Une partie de la dette publique du Sénégal a été «cachée» entre 2019 et 2024 sous l'ancien président Macky Sall, soulevant un défi de taille pour la nouvelle administration. Qu’est-ce que cette «dette cachée» ? Le FMI évoque des «manipulations comptables». Des analystes y voient des «falsifications» visant à donner une image plus positive du pays.
Le Fonds monétaire international (FMI) a révélé l'existence d'une «dette cachée» du Sénégal entre 2019 et 2024 sous l'administration de l’ancien président Macky Sall. Selon un audit de la Cour des comptes sénégalaise, cette dette non déclarée s'élève à environ 18 558 milliards de FCFA (soit environ 7 milliards de dollars), portant la dette publique totale à 99,67% du PIB, bien au-delà du chiffre officiel de 74,41% précédemment annoncé par le gouvernement.
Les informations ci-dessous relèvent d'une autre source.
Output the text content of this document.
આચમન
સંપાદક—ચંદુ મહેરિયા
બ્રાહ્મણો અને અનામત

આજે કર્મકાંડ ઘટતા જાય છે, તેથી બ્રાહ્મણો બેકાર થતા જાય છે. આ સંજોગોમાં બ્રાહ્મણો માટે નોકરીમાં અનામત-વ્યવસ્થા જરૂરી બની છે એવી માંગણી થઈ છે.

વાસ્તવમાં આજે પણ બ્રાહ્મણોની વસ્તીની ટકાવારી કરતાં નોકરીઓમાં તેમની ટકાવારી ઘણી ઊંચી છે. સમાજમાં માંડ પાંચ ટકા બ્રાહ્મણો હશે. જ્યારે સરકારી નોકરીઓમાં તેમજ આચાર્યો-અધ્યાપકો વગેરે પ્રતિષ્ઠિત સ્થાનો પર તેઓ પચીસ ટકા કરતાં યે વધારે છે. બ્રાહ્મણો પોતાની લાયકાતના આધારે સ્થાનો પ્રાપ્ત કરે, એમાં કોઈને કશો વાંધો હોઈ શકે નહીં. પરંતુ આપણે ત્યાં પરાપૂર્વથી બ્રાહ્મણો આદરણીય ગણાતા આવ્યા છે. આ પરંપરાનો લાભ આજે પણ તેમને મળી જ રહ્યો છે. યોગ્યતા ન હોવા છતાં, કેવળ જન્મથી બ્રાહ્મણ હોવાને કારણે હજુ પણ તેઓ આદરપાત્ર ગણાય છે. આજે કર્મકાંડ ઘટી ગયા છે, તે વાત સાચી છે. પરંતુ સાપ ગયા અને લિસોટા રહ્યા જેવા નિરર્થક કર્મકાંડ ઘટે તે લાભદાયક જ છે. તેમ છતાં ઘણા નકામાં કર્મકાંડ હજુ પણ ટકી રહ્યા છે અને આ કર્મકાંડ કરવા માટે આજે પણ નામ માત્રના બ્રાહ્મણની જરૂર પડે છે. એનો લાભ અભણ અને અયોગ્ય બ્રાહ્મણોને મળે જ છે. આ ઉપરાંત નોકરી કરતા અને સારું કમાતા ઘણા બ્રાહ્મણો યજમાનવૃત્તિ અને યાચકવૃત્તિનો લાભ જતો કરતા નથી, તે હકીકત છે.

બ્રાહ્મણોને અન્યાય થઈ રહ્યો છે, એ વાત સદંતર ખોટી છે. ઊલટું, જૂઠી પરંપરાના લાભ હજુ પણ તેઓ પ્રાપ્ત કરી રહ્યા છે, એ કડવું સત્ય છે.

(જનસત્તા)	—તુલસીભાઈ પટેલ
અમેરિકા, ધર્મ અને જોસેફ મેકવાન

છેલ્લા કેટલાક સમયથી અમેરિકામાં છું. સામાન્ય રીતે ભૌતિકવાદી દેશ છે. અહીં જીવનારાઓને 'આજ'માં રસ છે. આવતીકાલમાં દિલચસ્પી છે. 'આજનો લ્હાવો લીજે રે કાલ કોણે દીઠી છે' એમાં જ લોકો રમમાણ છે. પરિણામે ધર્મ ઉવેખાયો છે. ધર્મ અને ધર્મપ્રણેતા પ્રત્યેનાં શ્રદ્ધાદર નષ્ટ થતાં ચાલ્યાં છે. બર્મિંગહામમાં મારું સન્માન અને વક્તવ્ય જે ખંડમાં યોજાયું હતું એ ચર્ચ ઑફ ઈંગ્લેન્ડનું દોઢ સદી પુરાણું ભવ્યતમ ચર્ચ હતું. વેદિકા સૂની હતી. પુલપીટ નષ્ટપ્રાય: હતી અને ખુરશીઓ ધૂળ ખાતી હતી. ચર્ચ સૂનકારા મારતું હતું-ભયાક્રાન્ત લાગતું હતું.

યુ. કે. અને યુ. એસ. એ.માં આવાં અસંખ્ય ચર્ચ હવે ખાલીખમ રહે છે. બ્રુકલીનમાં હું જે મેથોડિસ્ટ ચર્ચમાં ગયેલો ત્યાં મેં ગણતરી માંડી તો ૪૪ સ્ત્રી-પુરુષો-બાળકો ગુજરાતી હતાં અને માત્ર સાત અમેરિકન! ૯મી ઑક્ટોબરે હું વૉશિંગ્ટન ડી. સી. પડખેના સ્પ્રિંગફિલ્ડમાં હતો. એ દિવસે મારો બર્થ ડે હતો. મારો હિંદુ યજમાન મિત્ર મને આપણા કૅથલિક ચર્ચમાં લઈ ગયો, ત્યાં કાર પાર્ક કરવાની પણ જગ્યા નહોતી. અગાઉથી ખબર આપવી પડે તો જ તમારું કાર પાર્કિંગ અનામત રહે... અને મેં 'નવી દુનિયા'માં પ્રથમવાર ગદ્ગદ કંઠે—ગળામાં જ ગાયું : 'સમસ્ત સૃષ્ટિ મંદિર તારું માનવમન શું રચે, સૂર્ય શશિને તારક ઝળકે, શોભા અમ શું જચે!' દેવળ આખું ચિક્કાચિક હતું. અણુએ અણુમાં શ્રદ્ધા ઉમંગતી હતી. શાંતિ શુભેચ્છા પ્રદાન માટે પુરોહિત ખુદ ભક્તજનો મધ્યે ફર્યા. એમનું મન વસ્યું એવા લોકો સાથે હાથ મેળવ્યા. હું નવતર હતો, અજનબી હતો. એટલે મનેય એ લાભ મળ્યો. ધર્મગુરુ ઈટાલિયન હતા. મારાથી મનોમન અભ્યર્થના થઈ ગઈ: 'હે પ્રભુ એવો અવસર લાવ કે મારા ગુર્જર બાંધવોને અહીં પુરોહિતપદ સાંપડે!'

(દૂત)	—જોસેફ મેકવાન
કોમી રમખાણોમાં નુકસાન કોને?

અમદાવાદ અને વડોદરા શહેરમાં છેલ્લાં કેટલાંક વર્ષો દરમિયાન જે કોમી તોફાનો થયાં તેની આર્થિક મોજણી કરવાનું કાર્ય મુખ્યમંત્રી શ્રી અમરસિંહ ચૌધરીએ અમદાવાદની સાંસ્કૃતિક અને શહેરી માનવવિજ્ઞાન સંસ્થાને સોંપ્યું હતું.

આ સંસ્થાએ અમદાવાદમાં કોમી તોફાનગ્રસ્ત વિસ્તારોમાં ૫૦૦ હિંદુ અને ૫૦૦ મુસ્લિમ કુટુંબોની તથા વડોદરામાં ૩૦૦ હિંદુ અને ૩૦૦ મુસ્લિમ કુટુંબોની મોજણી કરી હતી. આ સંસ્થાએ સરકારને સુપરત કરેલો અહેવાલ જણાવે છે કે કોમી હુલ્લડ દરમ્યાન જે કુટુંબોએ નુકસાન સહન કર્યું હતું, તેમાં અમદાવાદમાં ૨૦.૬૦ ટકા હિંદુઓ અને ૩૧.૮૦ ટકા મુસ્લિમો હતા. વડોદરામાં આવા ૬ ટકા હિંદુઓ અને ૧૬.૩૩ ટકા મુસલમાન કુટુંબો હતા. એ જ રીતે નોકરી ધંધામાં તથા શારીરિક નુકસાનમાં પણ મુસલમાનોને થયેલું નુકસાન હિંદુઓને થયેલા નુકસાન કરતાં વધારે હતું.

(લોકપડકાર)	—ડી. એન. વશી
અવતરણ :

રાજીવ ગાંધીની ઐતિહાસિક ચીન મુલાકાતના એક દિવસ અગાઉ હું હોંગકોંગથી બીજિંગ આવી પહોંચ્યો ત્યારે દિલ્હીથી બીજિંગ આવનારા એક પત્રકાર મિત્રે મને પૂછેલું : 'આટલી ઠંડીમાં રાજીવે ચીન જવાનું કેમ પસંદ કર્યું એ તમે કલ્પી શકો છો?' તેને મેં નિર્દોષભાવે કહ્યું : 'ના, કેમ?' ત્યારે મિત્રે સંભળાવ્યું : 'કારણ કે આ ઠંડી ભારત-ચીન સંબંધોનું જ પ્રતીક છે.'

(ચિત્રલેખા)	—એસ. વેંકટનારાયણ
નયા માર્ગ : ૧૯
Cette situation découle de manipulations comptables, notamment l'exclusion de certaines dépenses et la sous-estimation du déficit budgétaire, qui aurait atteint 12,3% du PIB en 2023 au lieu des 6% annoncés. Des prêts auraient été contractés en dehors des circuits officiels, et des dépenses extrabudgétaires ont été effectuées via des comptes bancaires non déclarés, ce qui viole les règles de gestion publique.
Le FMI a signalé que cette falsification des données économiques pourrait retarder les négociations pour un nouveau programme d’aide financière, d'un montant de 1,8 milliard d'euros, jusqu'à ce que les autorités sénégalaises identifient les mécanismes ayant permis de dissimuler la dette et mettent en place des mesures correctives pour éviter que cela ne se reproduise.
Une restructuration de la dette ou un rééchelonnement n’est pas exclu, mais le FMI estime qu’il est trop tôt pour tirer des conclusions définitives. Le FMI décidera «dans les semaines à venir» si le Sénégal bénéficiera d'une dérogation ou devra rembourser les sommes déjà prêtées avant de pouvoir reprendre un nouveau programme d'aide.
Redorer l’image du pays ?
Il est fort probable, selon des analystes locaux, que le gouvernement de l'époque ait dissimulé une partie de la dette pour donner une image plus positive de l'économie sénégalaise et de la situation financière du pays. En présentant une dette publique plus faible et un déficit budgétaire maîtrisé, le gouvernement pouvait rassurer les investisseurs étrangers et les bailleurs de fonds, comme le FMI et la Banque mondiale, sur la stabilité économique du Sénégal.
Cependant, cette stratégie s'est retournée contre le pays, car la révélation de la «dette cachée» pourrait compliquer les négociations avec les créanciers et peser lourdement sur l'économie sénégalaise. Cette révélation suscite un vif débat au Sénégal, notamment sur la gestion économique du pays et les conséquences potentielles pour la nouvelle administration.
D’inspiration «panafricaniste de gauche», le programme du nouveau président Bassirou Diomaye Faye et de son premier ministre Ousmane Sonko vise à garantir la souveraineté tant politique qu’économique et sociale du Sénégal. Les deux jeunes dirigeants ont initié plusieurs réformes souverainistes et actions marquantes dans les domaines politique, économique et social, mais aussi militaire et diplomatique. Ils devront faire face désormais à ce défi hérité de l’ère Macky Sall.